The Show HBO is Paying Bomani Jones Millions for Had Ratings So Low They Can't be Measured
This is a clip from Episode 2 of Bomani Jones' new HBO show Game Theory. It would appear they're going for a sports version of John Oliver's Last Week Tonight, judging by the smattering of audience laughter after such zingers as, "Look, just because there was some crypto in the Super Bowl doesn't mean you can call it 'The Crypto Bowl.' Just like we can't call the upcoming World Cup 'The Slave Cup.'" And by the fact they put the premiere episode on right after LWT, hoping to capture the same audience as Oliver, which is the highest rated show on the network.
Yeah, about that. If you didn't catch either episode so far, you're in good company.
Source - Bomani Jones debuted last week to just 153,000 viewers, losing a stunning 80% of [Last Week Tonight's] viewership. ...
How many viewers watched episode 2? We don’t exactly know because the number was so low that it failed to chart.
See, only the top 150 daily cable programs make the chart, as advertisers view programs outside the margin as completely irrelevant, a scratch. In other words, the cable industry doesn’t consider Bomani Jones’ new show worth mentioning. His ratings are that bad.
On Sunday, a day most cable channels don’t air original programming, Jones in primetime lost to a 2 am airing of “PAID PROGRAMMING.” It’s unclear what “JUGADA, LA LF SUN” is, yet its 0.02 rating and 66,000 viewers still charted, while Jones didn’t.
It turns out, even a 1:01 pm re-air of cornhole on ESPN2 is more popular than Jones’ new program. The random cornhole showing managed a 0.02 and 55,000 viewers.
To expand upon that list, among the shows in the 140s was The Weather Channel's Weekend Recharge and an MLB Network Spring Training Game between the Braves and the Mets. A show that's been invested in as heavily as Game Theory should draw more numbers than that accidentally. Just from people who were lulled to sleep on the couch by John Oliver's soothing British accent or who left the screen on while checking their phone on the toilet. Which means the public is intentionally, definitively, aggressively, specifically turning Jones off.
I mean, to further put those numbers into perspective, back in 2016 - so six fewer years into the decline of basic and premium cable at the hands of the streaming services - HBO poleaxed Bill Simmons' show after one season due to a paltry viewership hovering around 200,000 per episode. Jones is drawing a quarter of that. At best.
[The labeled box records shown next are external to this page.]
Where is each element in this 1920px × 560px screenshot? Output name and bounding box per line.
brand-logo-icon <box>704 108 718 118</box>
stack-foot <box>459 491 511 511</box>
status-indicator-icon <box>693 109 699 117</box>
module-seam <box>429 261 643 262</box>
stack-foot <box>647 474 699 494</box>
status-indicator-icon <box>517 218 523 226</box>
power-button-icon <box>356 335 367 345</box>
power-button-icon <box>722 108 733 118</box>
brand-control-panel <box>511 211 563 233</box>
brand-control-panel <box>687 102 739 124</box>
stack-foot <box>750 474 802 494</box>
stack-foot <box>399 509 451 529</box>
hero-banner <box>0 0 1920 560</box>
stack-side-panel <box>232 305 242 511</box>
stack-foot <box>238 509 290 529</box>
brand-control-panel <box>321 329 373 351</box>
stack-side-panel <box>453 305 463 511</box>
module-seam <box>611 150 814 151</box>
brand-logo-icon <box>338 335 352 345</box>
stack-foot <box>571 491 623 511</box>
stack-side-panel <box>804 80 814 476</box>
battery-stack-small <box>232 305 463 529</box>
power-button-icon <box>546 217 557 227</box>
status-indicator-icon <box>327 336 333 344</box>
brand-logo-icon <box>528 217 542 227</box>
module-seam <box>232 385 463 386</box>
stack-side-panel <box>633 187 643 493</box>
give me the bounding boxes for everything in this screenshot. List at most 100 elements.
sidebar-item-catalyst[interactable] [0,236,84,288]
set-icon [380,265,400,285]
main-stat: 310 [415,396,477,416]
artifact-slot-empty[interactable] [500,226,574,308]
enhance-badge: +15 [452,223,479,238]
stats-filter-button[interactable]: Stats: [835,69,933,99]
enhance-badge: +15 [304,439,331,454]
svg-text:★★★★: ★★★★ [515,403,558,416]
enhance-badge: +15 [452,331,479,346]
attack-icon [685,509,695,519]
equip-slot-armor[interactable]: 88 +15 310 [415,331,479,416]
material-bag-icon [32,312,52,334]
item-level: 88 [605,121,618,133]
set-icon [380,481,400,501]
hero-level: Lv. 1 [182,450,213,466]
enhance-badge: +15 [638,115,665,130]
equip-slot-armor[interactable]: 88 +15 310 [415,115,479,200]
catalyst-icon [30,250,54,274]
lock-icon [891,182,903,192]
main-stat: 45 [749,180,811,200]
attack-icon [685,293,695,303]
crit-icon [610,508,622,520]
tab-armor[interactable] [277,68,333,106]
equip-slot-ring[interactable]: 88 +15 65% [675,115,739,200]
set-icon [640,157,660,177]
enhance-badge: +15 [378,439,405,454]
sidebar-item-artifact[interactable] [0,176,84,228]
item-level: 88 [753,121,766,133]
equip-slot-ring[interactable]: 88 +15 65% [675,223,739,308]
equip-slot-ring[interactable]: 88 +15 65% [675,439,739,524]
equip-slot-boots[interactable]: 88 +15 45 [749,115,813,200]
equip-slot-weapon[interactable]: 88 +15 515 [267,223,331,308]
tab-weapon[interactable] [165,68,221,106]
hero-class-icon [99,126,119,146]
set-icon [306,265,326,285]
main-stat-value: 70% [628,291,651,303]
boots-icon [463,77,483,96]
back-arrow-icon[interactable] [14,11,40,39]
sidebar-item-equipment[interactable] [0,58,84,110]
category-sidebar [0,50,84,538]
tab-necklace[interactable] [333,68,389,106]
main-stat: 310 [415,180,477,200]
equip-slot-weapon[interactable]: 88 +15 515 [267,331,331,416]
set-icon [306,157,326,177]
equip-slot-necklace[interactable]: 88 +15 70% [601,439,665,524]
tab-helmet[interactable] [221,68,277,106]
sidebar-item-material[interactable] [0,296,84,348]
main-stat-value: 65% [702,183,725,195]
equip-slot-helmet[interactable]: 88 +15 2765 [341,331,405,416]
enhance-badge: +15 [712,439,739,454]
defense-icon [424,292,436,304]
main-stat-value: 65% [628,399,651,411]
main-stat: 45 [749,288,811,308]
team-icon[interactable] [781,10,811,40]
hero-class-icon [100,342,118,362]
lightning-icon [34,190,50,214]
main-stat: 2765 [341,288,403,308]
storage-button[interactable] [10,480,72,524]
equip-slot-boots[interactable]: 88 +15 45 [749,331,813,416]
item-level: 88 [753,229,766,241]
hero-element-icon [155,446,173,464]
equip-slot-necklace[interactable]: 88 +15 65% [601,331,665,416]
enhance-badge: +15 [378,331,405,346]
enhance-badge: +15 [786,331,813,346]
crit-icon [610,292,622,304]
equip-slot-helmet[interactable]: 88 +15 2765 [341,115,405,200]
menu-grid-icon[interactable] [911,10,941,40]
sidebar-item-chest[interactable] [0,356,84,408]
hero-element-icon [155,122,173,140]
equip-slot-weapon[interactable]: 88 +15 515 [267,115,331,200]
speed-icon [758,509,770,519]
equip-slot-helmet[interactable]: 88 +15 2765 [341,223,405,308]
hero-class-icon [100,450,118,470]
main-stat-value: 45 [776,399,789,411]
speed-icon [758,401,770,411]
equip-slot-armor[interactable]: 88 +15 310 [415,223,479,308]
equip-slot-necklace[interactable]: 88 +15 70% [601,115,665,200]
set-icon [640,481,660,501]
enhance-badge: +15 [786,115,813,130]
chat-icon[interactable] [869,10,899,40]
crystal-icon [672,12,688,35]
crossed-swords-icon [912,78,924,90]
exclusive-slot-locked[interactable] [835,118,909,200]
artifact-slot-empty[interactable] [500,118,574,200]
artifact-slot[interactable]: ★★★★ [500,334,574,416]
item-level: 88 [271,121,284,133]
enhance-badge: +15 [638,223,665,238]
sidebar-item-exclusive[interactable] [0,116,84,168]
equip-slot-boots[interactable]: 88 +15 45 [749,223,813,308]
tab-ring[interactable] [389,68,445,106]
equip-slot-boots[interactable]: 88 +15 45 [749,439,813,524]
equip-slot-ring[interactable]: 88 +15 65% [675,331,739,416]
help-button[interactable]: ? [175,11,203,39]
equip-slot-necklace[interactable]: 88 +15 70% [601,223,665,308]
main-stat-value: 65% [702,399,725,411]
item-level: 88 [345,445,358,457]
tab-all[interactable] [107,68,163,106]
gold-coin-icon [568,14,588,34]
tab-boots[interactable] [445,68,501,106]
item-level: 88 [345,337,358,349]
Who knows, maybe Game Theory will find its audience. Shows like Cheers and The Office were in danger of getting canceled in their first seasons, and look what happened to them. But it better happen immediately. When the public prefers a paid advertisement about a vitamin supplement or rotisserie oven or whatever on CNBC to an ESPN veteran talking about cryptocurrency with Joe Montana and Cris Carter, you're already on borrowed time.
Let's just hope the few Jones' fans who were watching have come around on PFT after all these years.